Only a few birds like Chester, Rusty and Skyehawk — once it’s been determined they cannot survive in the wild — become an integral part of educational outreach programs at schools, service organizations, and community events. But come spring, many more birds and small mammals that have been rescued will not be out in public, but in the care of the dedicated staff and volunteers of WR&R. While the nonprofit is fully permitted and monitored by both the state and federal fish and wildlife agencies, they receive no federal or state funding. With a modest annual budget of $80,000, WR&R depends solely on memberships, donations, grants and fundraisers to survive. But most importantly, they cannot do what they do without volunteers.

Volunteers needed

“We’re closed September through March due to lack of volunteers, not animals. And it is only the intake center that is closed at the time. WR&R as a whole is open for calls and rescues all year long,” said Karen Koskey, chair of the WR&R’s education team. “But numbers go up significantly in the spring. Even now we’re expecting baby owls. People kidnap them, just as they do rabbits, because they think they’ve been abandoned. But they’re not — their mothers come back at night to feed them. June is the most busy because birds start to fledge and fall from the nest. People bring them to us instead of putting them back in the nest. You can’t do that with rabbits and fawns because of the scent, but you can with birds.”
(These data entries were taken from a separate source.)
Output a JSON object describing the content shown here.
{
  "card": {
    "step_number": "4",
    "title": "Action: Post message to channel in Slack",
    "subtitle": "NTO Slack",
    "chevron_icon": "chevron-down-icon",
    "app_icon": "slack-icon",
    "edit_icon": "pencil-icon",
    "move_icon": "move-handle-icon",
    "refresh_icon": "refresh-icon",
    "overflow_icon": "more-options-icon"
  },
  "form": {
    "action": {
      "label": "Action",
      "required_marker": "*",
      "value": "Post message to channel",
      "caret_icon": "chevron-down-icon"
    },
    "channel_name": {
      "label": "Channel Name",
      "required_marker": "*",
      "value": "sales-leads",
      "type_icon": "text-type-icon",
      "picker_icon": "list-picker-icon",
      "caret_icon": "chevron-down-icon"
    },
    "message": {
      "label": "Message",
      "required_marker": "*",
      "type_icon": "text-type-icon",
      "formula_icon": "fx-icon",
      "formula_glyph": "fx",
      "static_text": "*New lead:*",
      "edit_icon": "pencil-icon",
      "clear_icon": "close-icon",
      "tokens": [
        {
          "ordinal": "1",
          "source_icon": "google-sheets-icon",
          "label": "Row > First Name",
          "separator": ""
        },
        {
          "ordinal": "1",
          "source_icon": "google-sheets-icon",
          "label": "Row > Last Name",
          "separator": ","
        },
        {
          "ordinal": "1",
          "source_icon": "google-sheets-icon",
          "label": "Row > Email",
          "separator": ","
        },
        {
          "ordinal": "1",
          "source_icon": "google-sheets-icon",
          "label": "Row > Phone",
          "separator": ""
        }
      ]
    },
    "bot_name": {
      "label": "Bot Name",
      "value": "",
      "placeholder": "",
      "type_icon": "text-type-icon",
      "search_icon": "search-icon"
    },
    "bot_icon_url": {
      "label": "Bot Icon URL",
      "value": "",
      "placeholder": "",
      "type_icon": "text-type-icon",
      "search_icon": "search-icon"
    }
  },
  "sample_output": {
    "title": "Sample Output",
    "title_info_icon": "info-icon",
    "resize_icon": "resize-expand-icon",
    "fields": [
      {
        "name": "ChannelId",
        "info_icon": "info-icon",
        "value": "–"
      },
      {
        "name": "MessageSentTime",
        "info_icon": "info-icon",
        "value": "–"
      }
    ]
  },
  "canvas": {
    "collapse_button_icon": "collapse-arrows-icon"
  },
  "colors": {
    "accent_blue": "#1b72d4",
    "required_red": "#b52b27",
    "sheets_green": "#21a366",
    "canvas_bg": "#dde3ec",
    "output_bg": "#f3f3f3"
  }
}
The 2,600-square-foot facility in the Glenbrook Basin is home to a meeting room, songbird room, mammals room (for squirrels, rabbits, chipmunks, baby foxes and the occasional flying squirrel), a triage/exam room for injured animals, a kitchen (the average owl eats five to six mice a day) and a front office. Some older birds and squirrels are kept in people’s homes.

This year, WR&R is in need of as many as 80 volunteers in anticipation of a busy spring. As a result, it will be hosting a series of volunteer recruitment and information sessions on Feb. 22, 23 and 27 at its intake center on Maltman Drive in Grass Valley. The meetings will explain the different roles volunteers can play, such as working at the intake center, participating in educational programs and community events, fundraising, helping to feed the babies, clerical and administrative tasks, transporting wildlife for care to veterinarians or other facilities or “rehabbing” songbirds, raptors, bats and small mammals. Those wishing to work directly with wild animals must be at least 18 and will be required to fill out an application and go through a basic screening process. Most volunteers work one four-hour shift a week, said WR&R president Bev Myers. Trainings are scheduled for March, with exact times to be determined.

“All of our volunteer positions are important — there’s a spot for everyone,” added Myers. “Volunteers can choose their own schedules. It’s very rewarding — we all love what we do.”

“For me, the most rewarding part of WR&R has been working with the birds of prey,” said Koskey. “They come to us when they have been shot or starving, about to die. Then, after we’ve cared for them, we take them back to where they were found and let them go. It’s a wonderful feeling.”